A navigate works in an F/A-18F Super Hornet fighter aircraft, aboard the USS Nimitz (CVN 68) aircraft carrier while at sea, on January 18, 2020 off the slide of Baja California, Mexico.
Mario Tama | Getty Images
Boeing CEO Dave Calhoun said Wednesday that he was dauntless that whoever wins the White House in November — whether it’s President Donald Trump or former Vice President Joe Biden — require continue supporting the defense industry.
“I think both candidates, at least in my view, appear globally oriented and benefited in the defense of our country and I believe they’ll support the industries,” Calhoun said on a media call. “They’ll do it in different behaviour pattern and they’ll have different teams for sure, but I don’t think we’re going to take a position on one being better than the other.”
The Trump application, lawmakers and political candidates are under increasing pressure to come up with ways to aid the U.S. through the coronavirus pandemic and accompanying productive turmoil.
Defense spending is taking on new importance for the aerospace giant, one of the largest U.S. defense contractors, as its commercial aircraft section reels from the pandemic. The turmoil drove Boeing to a $2.4 billion loss in the second quarter, prompting remote cuts to production of planes like the 787 and the possibility of job reductions beyond the roughly 19,000 people the company powered are leaving Boeing.
Revenue for Boeing’s defense and space unit was little changed from the second quarter a year ago at $6.6 billion, but sales at its commercial aircraft module plunged by more than 65% year over year to $1.6 billion.
The trend has been echoed at other partnerships like Raytheon Technologies that have both commercial and defense businesses.
“Overall, while the pandemic carry ons to deeply impact our commercial aero business, our balanced portfolio includes a resilient defense business that compel help us offset near-term commercial aero headwinds,” said CEO Greg Hayes during an analyst call Tuesday.
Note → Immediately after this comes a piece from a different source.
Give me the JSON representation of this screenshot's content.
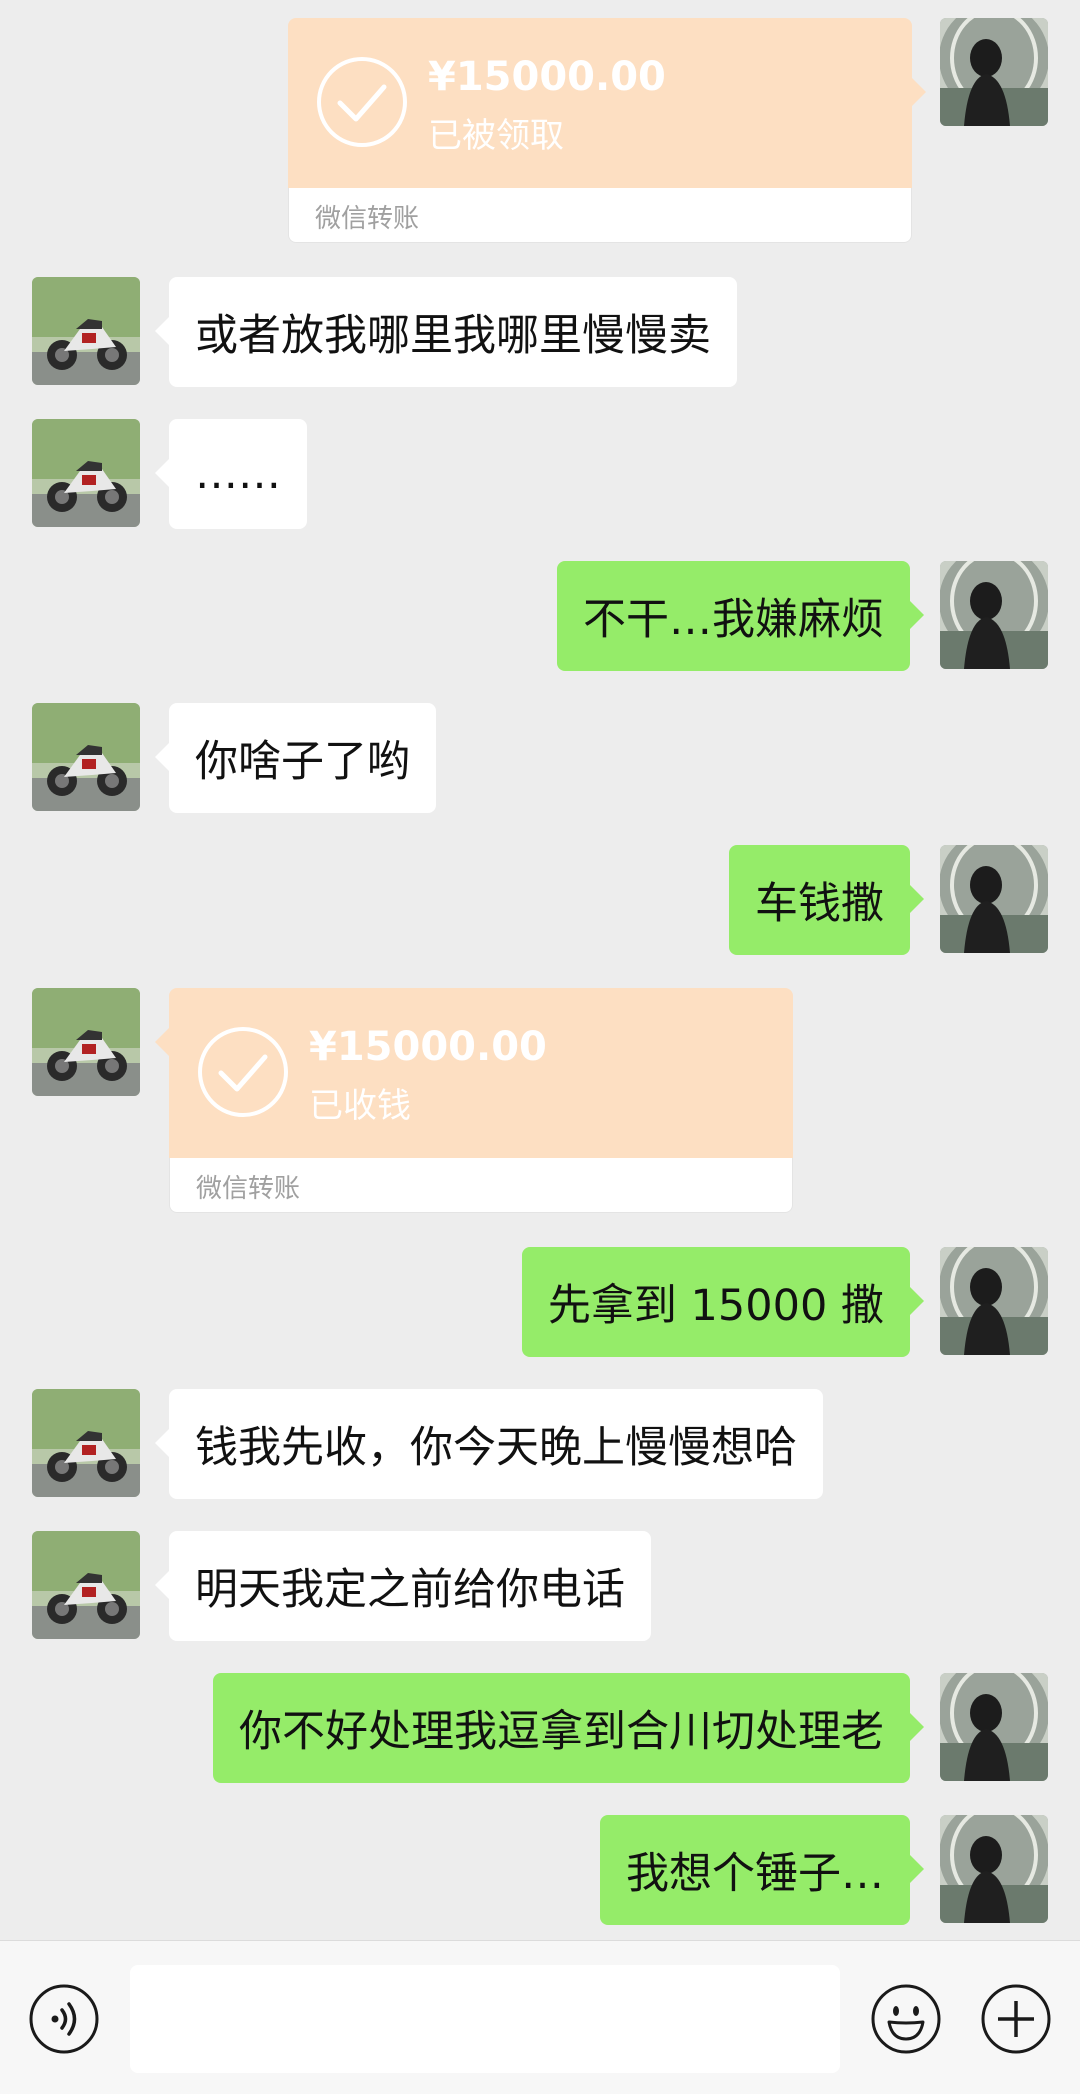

The Anaemic House didn’t comment. Representatives for both Trump’s and Biden’s presidential campaigns didn’t immediately comment.
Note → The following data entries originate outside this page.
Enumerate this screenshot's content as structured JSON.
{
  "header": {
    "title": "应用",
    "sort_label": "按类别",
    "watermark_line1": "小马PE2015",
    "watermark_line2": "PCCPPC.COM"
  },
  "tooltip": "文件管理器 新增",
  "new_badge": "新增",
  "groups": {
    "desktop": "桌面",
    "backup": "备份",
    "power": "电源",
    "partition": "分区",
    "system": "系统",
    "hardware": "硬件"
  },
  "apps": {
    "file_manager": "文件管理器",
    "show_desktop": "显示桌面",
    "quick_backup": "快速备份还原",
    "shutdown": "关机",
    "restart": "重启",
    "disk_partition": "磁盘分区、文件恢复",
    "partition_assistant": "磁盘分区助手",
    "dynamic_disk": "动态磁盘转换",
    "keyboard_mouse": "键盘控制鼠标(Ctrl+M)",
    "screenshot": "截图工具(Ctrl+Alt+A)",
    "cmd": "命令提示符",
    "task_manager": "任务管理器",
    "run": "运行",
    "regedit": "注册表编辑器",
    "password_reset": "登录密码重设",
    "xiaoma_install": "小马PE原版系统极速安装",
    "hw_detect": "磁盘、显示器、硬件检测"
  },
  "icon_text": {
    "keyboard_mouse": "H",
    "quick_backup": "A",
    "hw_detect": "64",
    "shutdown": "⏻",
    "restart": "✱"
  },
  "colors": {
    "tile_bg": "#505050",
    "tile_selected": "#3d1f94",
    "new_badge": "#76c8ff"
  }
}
Defense contractors attired in b be committed to good reasons to be concerned. Across the country, incumbent Republicans are being dragged down by the president’s poor have a preference for ratings, despite efforts by some candidates to distance themselves from Trump’s positions. Still, most analysts now credit Democrats are well positioned to expand their majority in the House and, increasingly, to win the four net Senate seats they distress to take control of the upper chamber.
Boeing’s Calhoun brushed off the possibility of an impact to the industry because of a potential kaftan in Congress, saying lawmakers “tend to come together” on policies that support jobs.
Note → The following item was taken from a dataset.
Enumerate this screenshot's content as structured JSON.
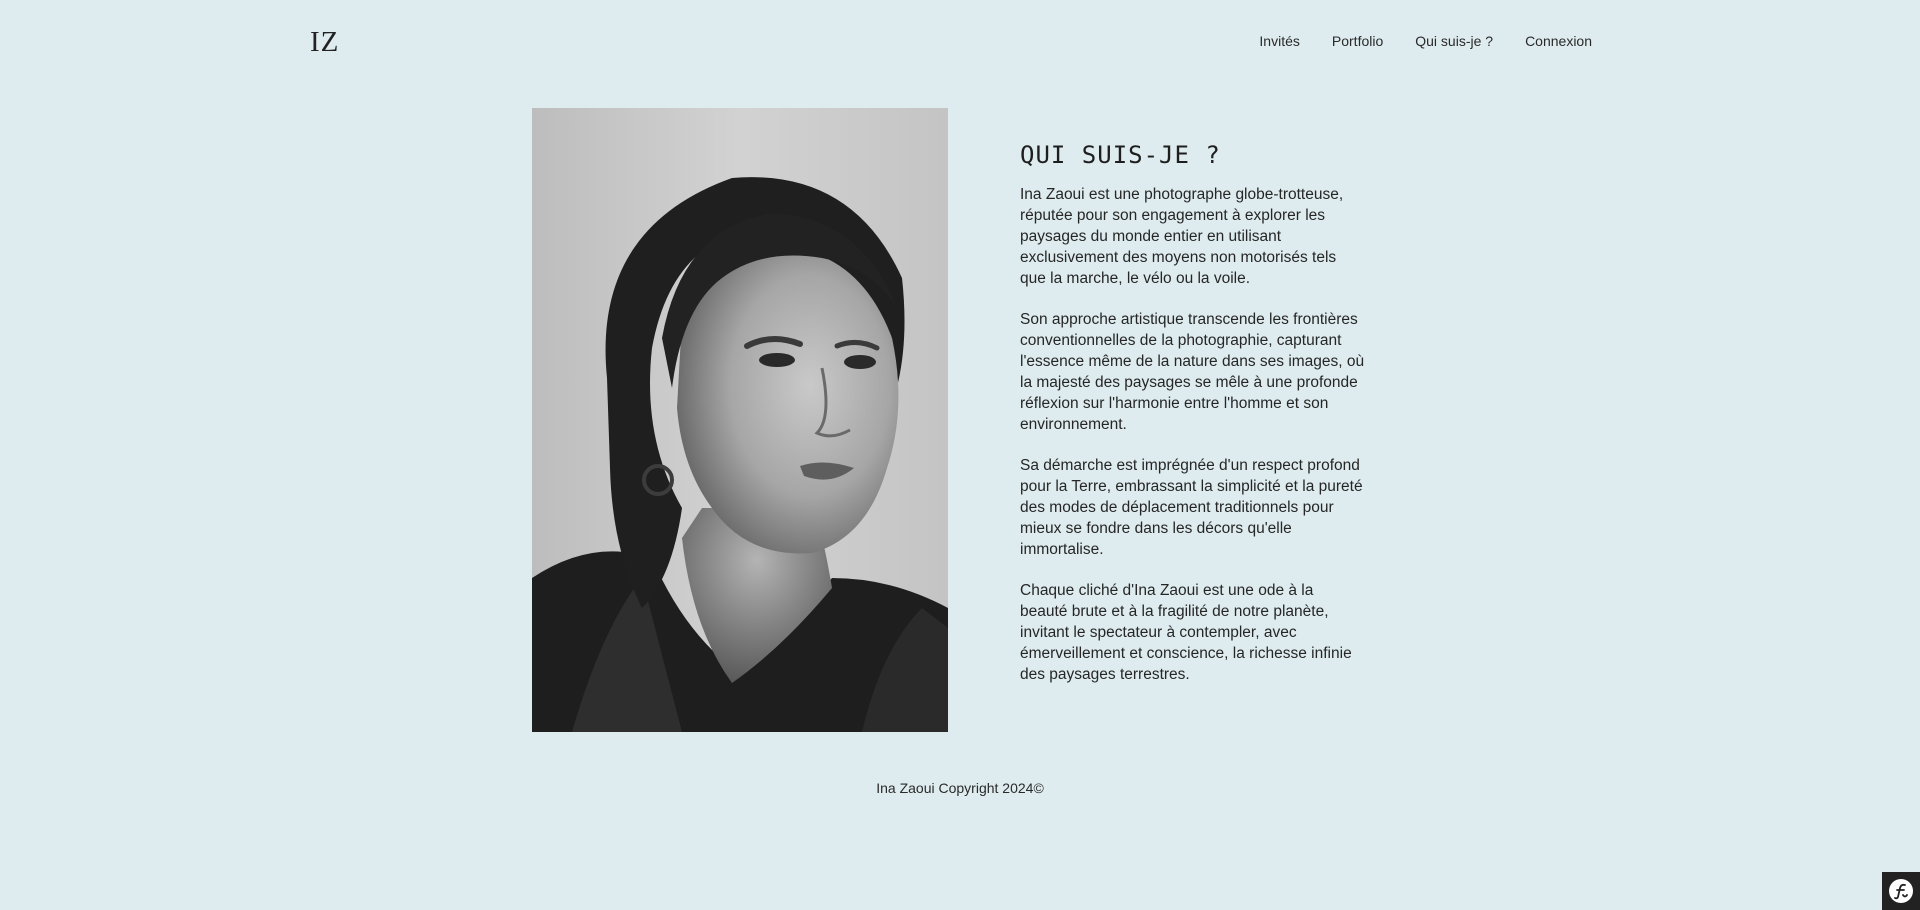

Like many Happenstance circumstances 100 companies whose bottom lines are heavily impacted both by government spending and federal regulation, Boeing is punctilious not to wade too far into partisan politics, or to give the appearance that it favors one party over the other.
So far in the 2020 choosing cycle, Boeing’s political action committee has donated $1.1 million to federal candidates. Of that, 47% has belong with each other b failed to Democrats and 53% to Republicans, according to the Open Secrets campaign finance tracking website.